API is the abbreviation for application programming interface. Large companies or websites build these interfaces on top of the servers where they store their data so they can access and ask questions of that data quickly. Sometimes these groups make their interface public and sometimes they sell access to it. Publicly accessible APIs can be a great place for you to pull data from.
For example, if you wanted to search Twitter to see how many people were tweeting the hash tag #manhattanhenge on the date of this astronomical event every year, you could just search Twitter's regular advanced search interface, and then copy and paste all of the results manually. But if you wanted to do this efficiently, you could use Twitter's API to pull this information for you, and then give it to you in a format (usually JSON) that you can use to graph or otherwise analyze that information.
Some people even use those APIs to build their own programs, if they know a lot of coding languages. For instance, someone at a ticketing company could build a program that would display what the weather is supposed to be like on dates where tickets were sold for outdoor events. They would build a program that takes the zipcode of the event, the date and the time, and access the National Weather Service's API using that information to see what the weather will be on that location and date, then display that data to a user looking to buy tickets.
With these tutorials, you'll see how to access an API using a web interface, how to query it manually with a URL, how to use a Python script to querying it and learn how to use a Python wrapper or library that someone else built for a specific database. These exercises are designed for someone who is already familiar with the basics of Python, so for them to be useful to you, you'll need to already know the basics of how to write and understand Python code. You can learn basic Python for free at Codecademy or if you have a New York Public Library card, they have tutorials on Lynda for Python.
In some websites built on databases, they make their API available as a web interface. This makes it easier for someone who is less code-savvy to still get information from the site. An API is queried when someone feeds it a url containing the keywords or categories to be searched for as well as any other parameters necessary to narrow the search.

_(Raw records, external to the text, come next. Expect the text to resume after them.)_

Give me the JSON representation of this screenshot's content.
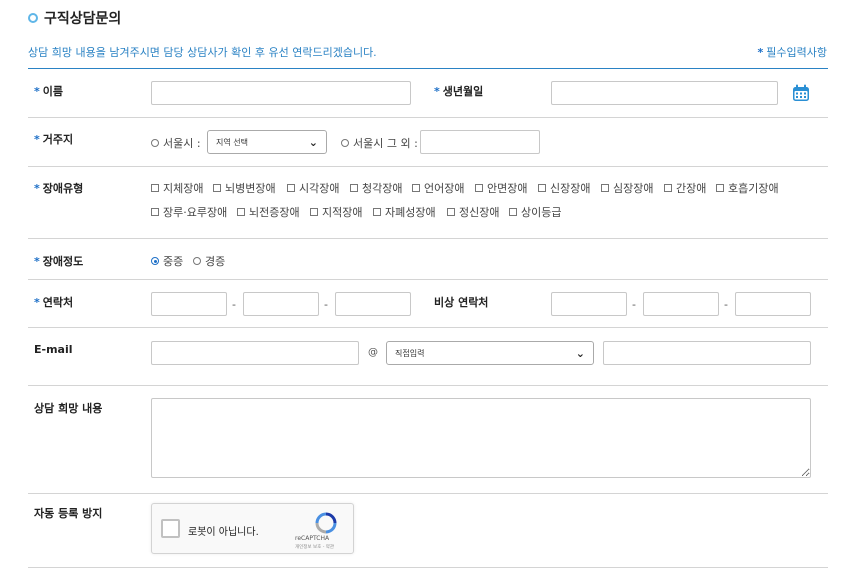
{
  "page_title": "구직상담문의",
  "description": "상담 희망 내용을 남겨주시면 담당 상담사가 확인 후 유선 연락드리겠습니다.",
  "required_note": "필수입력사항",
  "required_mark": "*",
  "fields": {
    "name_label": "이름",
    "birth_label": "생년월일",
    "residence_label": "거주지",
    "residence_seoul": "서울시 :",
    "residence_select": "지역 선택",
    "residence_outside": "서울시 그 외 :",
    "disability_type_label": "장애유형",
    "disability_types": [
      "지체장애",
      "뇌병변장애",
      "시각장애",
      "청각장애",
      "언어장애",
      "안면장애",
      "신장장애",
      "심장장애",
      "간장애",
      "호흡기장애",
      "장루·요루장애",
      "뇌전증장애",
      "지적장애",
      "자폐성장애",
      "정신장애",
      "상이등급"
    ],
    "severity_label": "장애정도",
    "severity_options": [
      "중증",
      "경증"
    ],
    "contact_label": "연락처",
    "emergency_label": "비상 연락처",
    "dash": "-",
    "email_label": "E-mail",
    "email_at": "@",
    "email_domain_select": "직접입력",
    "consult_label": "상담 희망 내용",
    "antispam_label": "자동 등록 방지"
  },
  "captcha": {
    "label": "로봇이 아닙니다.",
    "brand": "reCAPTCHA",
    "terms": "개인정보 보호 - 약관"
  },
  "colors": {
    "accent": "#2a82c4",
    "required": "#1d6fc7",
    "calendar": "#2a8fd4"
  }
}
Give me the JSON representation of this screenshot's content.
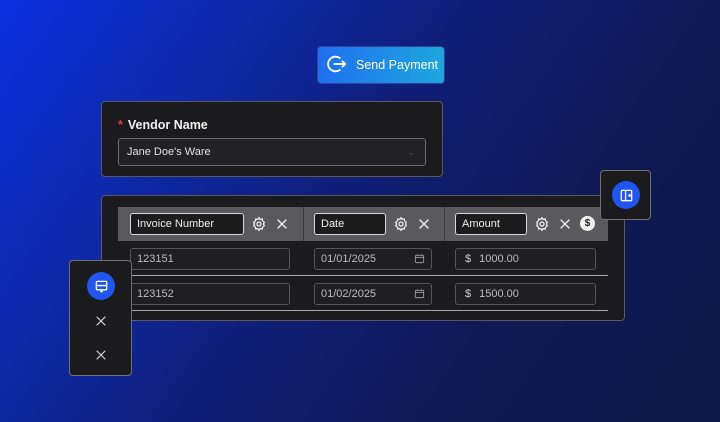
{
  "send_button": {
    "label": "Send Payment",
    "icon": "send-icon"
  },
  "vendor": {
    "label": "Vendor Name",
    "required_mark": "*",
    "value": "Jane Doe's Ware"
  },
  "table": {
    "columns": [
      {
        "label": "Invoice Number"
      },
      {
        "label": "Date"
      },
      {
        "label": "Amount"
      }
    ],
    "currency_symbol": "$",
    "rows": [
      {
        "invoice": "123151",
        "date": "01/01/2025",
        "amount": "1000.00"
      },
      {
        "invoice": "123152",
        "date": "01/02/2025",
        "amount": "1500.00"
      }
    ]
  },
  "colors": {
    "accent": "#1f56f0",
    "required": "#e23a3a",
    "send_gradient_start": "#1f6ff0",
    "send_gradient_end": "#1ea7dd"
  }
}
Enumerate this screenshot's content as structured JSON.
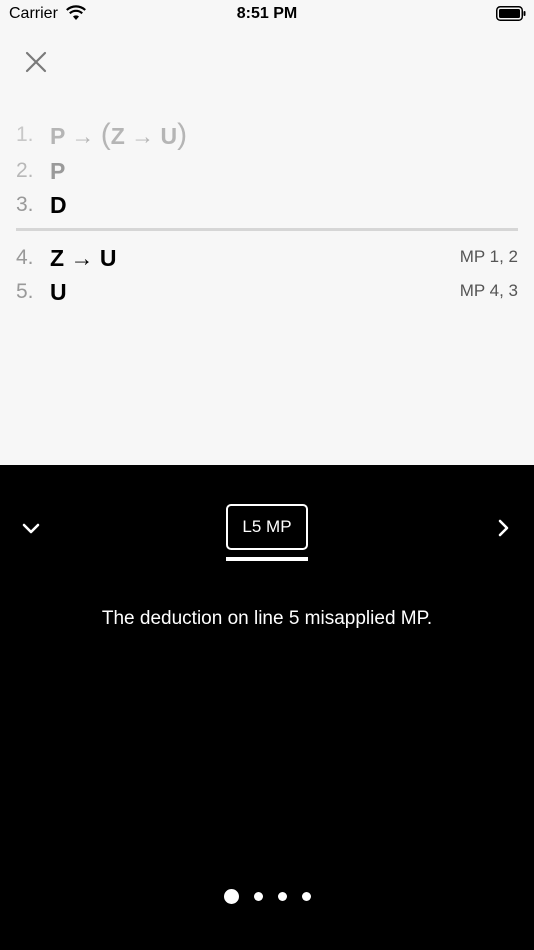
{
  "status_bar": {
    "carrier": "Carrier",
    "time": "8:51 PM"
  },
  "icons": {
    "close": "close-icon",
    "collapse": "chevron-down-icon",
    "next": "chevron-right-icon",
    "wifi": "wifi-icon",
    "battery": "battery-icon"
  },
  "proof": {
    "premises": [
      {
        "num": "1.",
        "formula_pre": "P → ",
        "formula_open": "(",
        "formula_inner": "Z → U",
        "formula_close": ")"
      },
      {
        "num": "2.",
        "formula": "P"
      },
      {
        "num": "3.",
        "formula": "D"
      }
    ],
    "steps": [
      {
        "num": "4.",
        "formula": "Z → U",
        "justification": "MP 1, 2"
      },
      {
        "num": "5.",
        "formula": "U",
        "justification": "MP 4, 3"
      }
    ]
  },
  "panel": {
    "tab_label": "L5 MP",
    "message": "The deduction on line 5 misapplied MP.",
    "page_count": 4,
    "current_page": 1
  },
  "colors": {
    "background": "#f7f7f7",
    "panel": "#000000",
    "divider": "#d6d6d6"
  }
}
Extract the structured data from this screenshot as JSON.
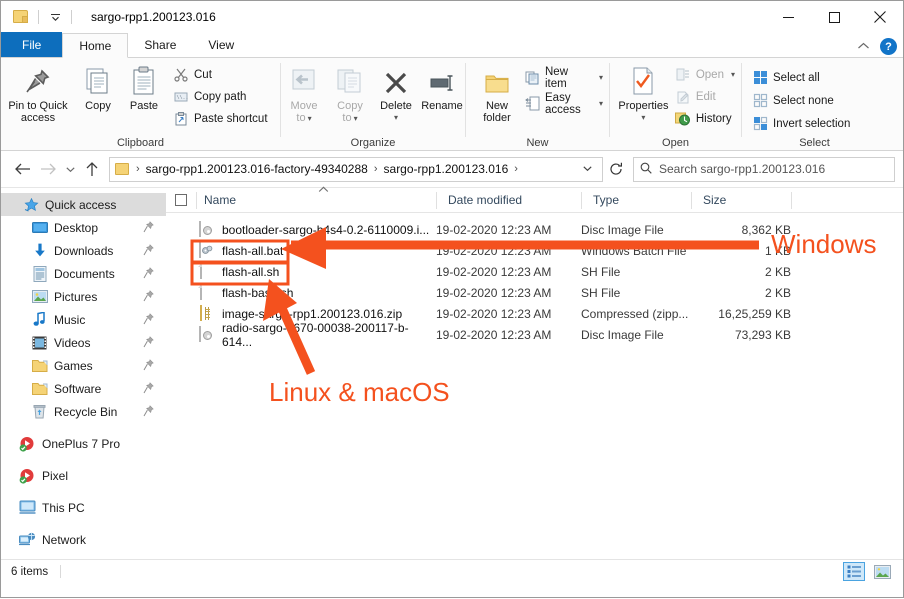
{
  "window": {
    "title": "sargo-rpp1.200123.016",
    "folder_icon": "folder-icon",
    "quick_access_toolbar_caret": "chevron-down-icon",
    "controls": {
      "minimize": "minimize-icon",
      "maximize": "maximize-icon",
      "close": "close-icon"
    }
  },
  "ribbon": {
    "tabs": [
      {
        "label": "File",
        "state": "file"
      },
      {
        "label": "Home",
        "state": "active"
      },
      {
        "label": "Share",
        "state": "normal"
      },
      {
        "label": "View",
        "state": "normal"
      }
    ],
    "collapse_icon": "chevron-up-icon",
    "help_label": "?",
    "groups": [
      {
        "name": "Clipboard",
        "label": "Clipboard",
        "big_buttons": [
          {
            "label": "Pin to Quick\naccess",
            "line1": "Pin to Quick",
            "line2": "access",
            "icon": "pin-icon",
            "disabled": false
          },
          {
            "label": "Copy",
            "line1": "Copy",
            "line2": "",
            "icon": "copy-icon",
            "disabled": false
          },
          {
            "label": "Paste",
            "line1": "Paste",
            "line2": "",
            "icon": "paste-icon",
            "disabled": false
          }
        ],
        "small_buttons": [
          {
            "label": "Cut",
            "icon": "scissors-icon",
            "disabled": false
          },
          {
            "label": "Copy path",
            "icon": "copy-path-icon",
            "disabled": false
          },
          {
            "label": "Paste shortcut",
            "icon": "paste-shortcut-icon",
            "disabled": false
          }
        ]
      },
      {
        "name": "Organize",
        "label": "Organize",
        "big_buttons": [
          {
            "line1": "Move",
            "line2": "to",
            "icon": "move-to-icon",
            "disabled": true,
            "caret": true
          },
          {
            "line1": "Copy",
            "line2": "to",
            "icon": "copy-to-icon",
            "disabled": true,
            "caret": true
          },
          {
            "line1": "Delete",
            "line2": "",
            "icon": "delete-icon",
            "disabled": false,
            "caret_below": true
          },
          {
            "line1": "Rename",
            "line2": "",
            "icon": "rename-icon",
            "disabled": false
          }
        ]
      },
      {
        "name": "New",
        "label": "New",
        "big_buttons": [
          {
            "line1": "New",
            "line2": "folder",
            "icon": "new-folder-icon",
            "disabled": false
          }
        ],
        "small_buttons": [
          {
            "label": "New item",
            "icon": "new-item-icon",
            "disabled": false,
            "caret": true
          },
          {
            "label": "Easy access",
            "icon": "easy-access-icon",
            "disabled": false,
            "caret": true
          }
        ]
      },
      {
        "name": "Open",
        "label": "Open",
        "big_buttons": [
          {
            "line1": "Properties",
            "line2": "",
            "icon": "properties-icon",
            "disabled": false,
            "caret_below": true
          }
        ],
        "small_buttons": [
          {
            "label": "Open",
            "icon": "open-icon",
            "disabled": true,
            "caret": true
          },
          {
            "label": "Edit",
            "icon": "edit-icon",
            "disabled": true
          },
          {
            "label": "History",
            "icon": "history-icon",
            "disabled": false
          }
        ]
      },
      {
        "name": "Select",
        "label": "Select",
        "small_buttons": [
          {
            "label": "Select all",
            "icon": "select-all-icon",
            "disabled": false
          },
          {
            "label": "Select none",
            "icon": "select-none-icon",
            "disabled": false
          },
          {
            "label": "Invert selection",
            "icon": "invert-selection-icon",
            "disabled": false
          }
        ]
      }
    ]
  },
  "navigation": {
    "back_icon": "arrow-left-icon",
    "forward_icon": "arrow-right-icon",
    "recent_icon": "chevron-down-icon",
    "up_icon": "arrow-up-icon",
    "breadcrumbs": [
      "sargo-rpp1.200123.016-factory-49340288",
      "sargo-rpp1.200123.016"
    ],
    "dropdown_icon": "chevron-down-icon",
    "refresh_icon": "refresh-icon"
  },
  "search": {
    "icon": "search-icon",
    "placeholder": "Search sargo-rpp1.200123.016",
    "value": ""
  },
  "sidebar": {
    "items": [
      {
        "label": "Quick access",
        "icon": "quick-access-star-icon",
        "selected": true,
        "pinned": false,
        "level": 0
      },
      {
        "label": "Desktop",
        "icon": "desktop-icon",
        "selected": false,
        "pinned": true,
        "level": 1
      },
      {
        "label": "Downloads",
        "icon": "downloads-icon",
        "selected": false,
        "pinned": true,
        "level": 1
      },
      {
        "label": "Documents",
        "icon": "documents-icon",
        "selected": false,
        "pinned": true,
        "level": 1
      },
      {
        "label": "Pictures",
        "icon": "pictures-icon",
        "selected": false,
        "pinned": true,
        "level": 1
      },
      {
        "label": "Music",
        "icon": "music-icon",
        "selected": false,
        "pinned": true,
        "level": 1
      },
      {
        "label": "Videos",
        "icon": "videos-icon",
        "selected": false,
        "pinned": true,
        "level": 1
      },
      {
        "label": "Games",
        "icon": "folder-icon",
        "selected": false,
        "pinned": true,
        "level": 1
      },
      {
        "label": "Software",
        "icon": "folder-icon",
        "selected": false,
        "pinned": true,
        "level": 1
      },
      {
        "label": "Recycle Bin",
        "icon": "recycle-bin-icon",
        "selected": false,
        "pinned": true,
        "level": 1
      }
    ],
    "roots": [
      {
        "label": "OnePlus 7 Pro",
        "icon": "phone-device-icon"
      },
      {
        "label": "Pixel",
        "icon": "phone-device-icon"
      },
      {
        "label": "This PC",
        "icon": "this-pc-icon"
      },
      {
        "label": "Network",
        "icon": "network-icon"
      }
    ]
  },
  "filelist": {
    "select_all_checkbox": false,
    "columns": [
      {
        "label": "Name",
        "sorted": true,
        "sort_dir": "asc"
      },
      {
        "label": "Date modified",
        "sorted": false
      },
      {
        "label": "Type",
        "sorted": false
      },
      {
        "label": "Size",
        "sorted": false
      }
    ],
    "rows": [
      {
        "name": "bootloader-sargo-b4s4-0.2-6110009.i...",
        "date": "19-02-2020 12:23 AM",
        "type": "Disc Image File",
        "size": "8,362 KB",
        "icon": "disc-image-file-icon",
        "highlighted": false
      },
      {
        "name": "flash-all.bat",
        "date": "19-02-2020 12:23 AM",
        "type": "Windows Batch File",
        "size": "1 KB",
        "icon": "batch-file-icon",
        "highlighted": true
      },
      {
        "name": "flash-all.sh",
        "date": "19-02-2020 12:23 AM",
        "type": "SH File",
        "size": "2 KB",
        "icon": "generic-file-icon",
        "highlighted": true
      },
      {
        "name": "flash-base.sh",
        "date": "19-02-2020 12:23 AM",
        "type": "SH File",
        "size": "2 KB",
        "icon": "generic-file-icon",
        "highlighted": false
      },
      {
        "name": "image-sargo-rpp1.200123.016.zip",
        "date": "19-02-2020 12:23 AM",
        "type": "Compressed (zipp...",
        "size": "16,25,259 KB",
        "icon": "zip-file-icon",
        "highlighted": false
      },
      {
        "name": "radio-sargo-q670-00038-200117-b-614...",
        "date": "19-02-2020 12:23 AM",
        "type": "Disc Image File",
        "size": "73,293 KB",
        "icon": "disc-image-file-icon",
        "highlighted": false
      }
    ]
  },
  "statusbar": {
    "item_count": "6 items",
    "views": [
      {
        "name": "details-view",
        "label": "Details view",
        "active": true
      },
      {
        "name": "large-icons-view",
        "label": "Large icons view",
        "active": false
      }
    ]
  },
  "annotations": {
    "accent_color": "#f4511e",
    "windows_label": "Windows",
    "linux_mac_label": "Linux & macOS"
  }
}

An API query looks something like the below, it consists of the API's URL, as well as additional information about what kind of search to do, what to search for and any parameters or limits that are added.
https://marvel.fandom.com/api/v1/Articles/List?category=X-Men_members&limit=25
If there is a web interface, people querying that API don't need to know how to format an API query or how to automate that process. With a web interface, we can just fill in some boxes and the site will do the rest for us. Sometimes you will still need a key, for this example you will not. For this exercise, we'll be using the Marvel fandom wiki to pull all the articles for comic book issues that came out in 2018. This is something I did while doing a large-scale project about comics, and in my case, I was grabbing these articles' URLs so I could then scrape information from the article pages. For more information about web-scraping, see the DAsH web-scraping tutorial..
You've just used this website's API interface to get a list of all of the URLs for the comics that came out in 2018. Next we'll see how to make a similar query without having to go through the full interface to do so.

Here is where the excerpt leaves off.